Paper No. 4
Presentation Time: 9:05 AM
THE EAST DERBY FAULT: EVIDENCE FOR LATE PALEOZOIC DEXTRAL MOTION WITHIN THE CONNECTICUT VALLEY SYNCLINORIUM
Preliminary work shows that the East Derby fault zone (EDFZ) is broader than indicated by Rodgers (1985), and has a protracted late Palezoic history. This northeast trending fault cuts kyanite grade rocks and juxtaposes the Orange-Milford Belt, on the east, against Connecticut Valley Synclinorium (CVS) rocks, on the west. The core of the fault zone is defined by greenschist facies phyllites and phyllonites, but our investigations show the zone to be much wider. In fact, stratigraphic units mapped between Rodgers' fault zone and the porphyritic Harrison Gneiss are orthoschists derived from, and cutting, this gneiss. Zoned, 1-5cm long, K-feldspars with Carlsbad twinning show development of marginal microcline twinning, significant grain size reduction and local to near complete replacement by myrmekite. Magmatic biotite recrystallizes into biotite-rich folia separated by quartz and plagioclase domains and ribbons. Albite twinned plagioclase recrystallizes to finer grained, zoned and untwinned metamorphic plagioclase. Closer to the mapped EDFZ, K-feldspar grain-size reduction becomes more complete and the developing biotite schistocity is joined by equal proportions of muscovite, forming centimeter long folia; muscovite fish and kinked grains become common. Finally biotite nearly disappears and is replaced by muscovite with minor chlorite. These textures show continued grain size reduction and transition from biotite schist to chlorite phyllite. Thus deformation occurred during waning metamorphic conditions from middle amphibolite to lower greenschist facies.

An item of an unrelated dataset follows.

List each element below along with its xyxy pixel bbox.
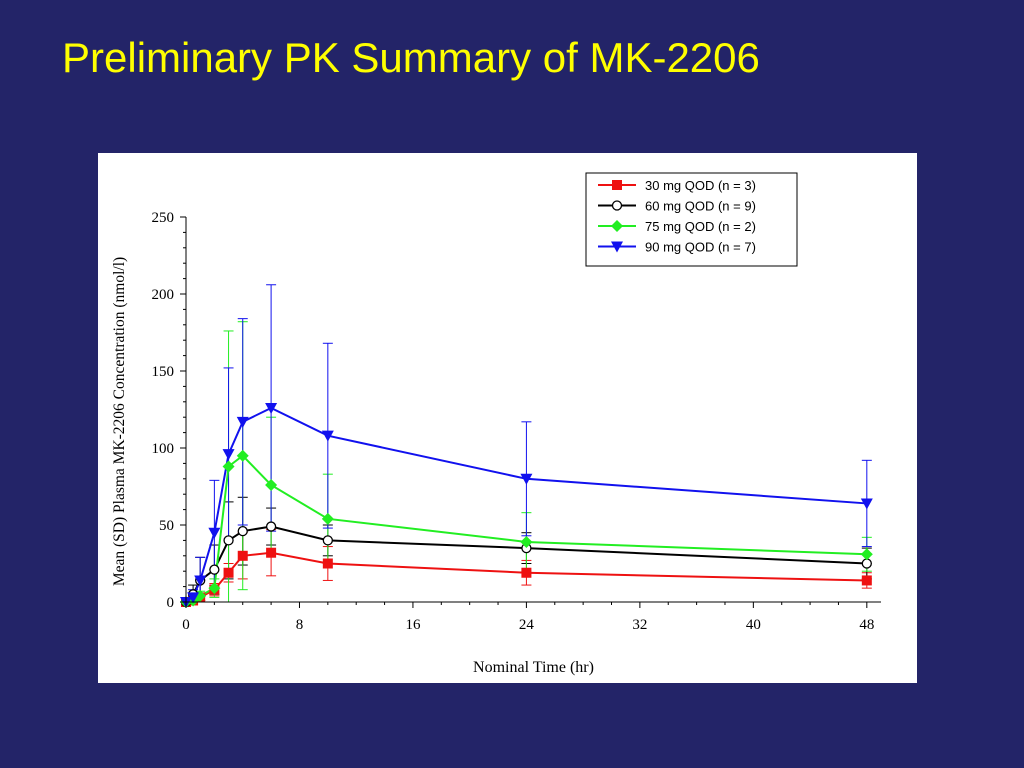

Regional geochronology (Lanzirotti, 1996; Moecher et. al., 1997) defines the metamorphic cooling history. Metamorphism peaked in the middle Devonian Acadian Orogeny. Cooling through the Argon closure temperature of amphibole (~500°C) and muscovite (~350°C) occurred ~ 340 and 300 Ma respectively, showing that the margin of the Harrison Gneiss was being strongly deformed throughout the Carboniferous. Kinematic indicators in biotite-rich orthoschists and greenschist facies phyllites suggest right lateral motion persisted during most of this retrogression and very possibly into the Permian. Thus the EDFZ may appreciably translate the Orange-Milford Belt southwestward relative to other CVS rocks to the west.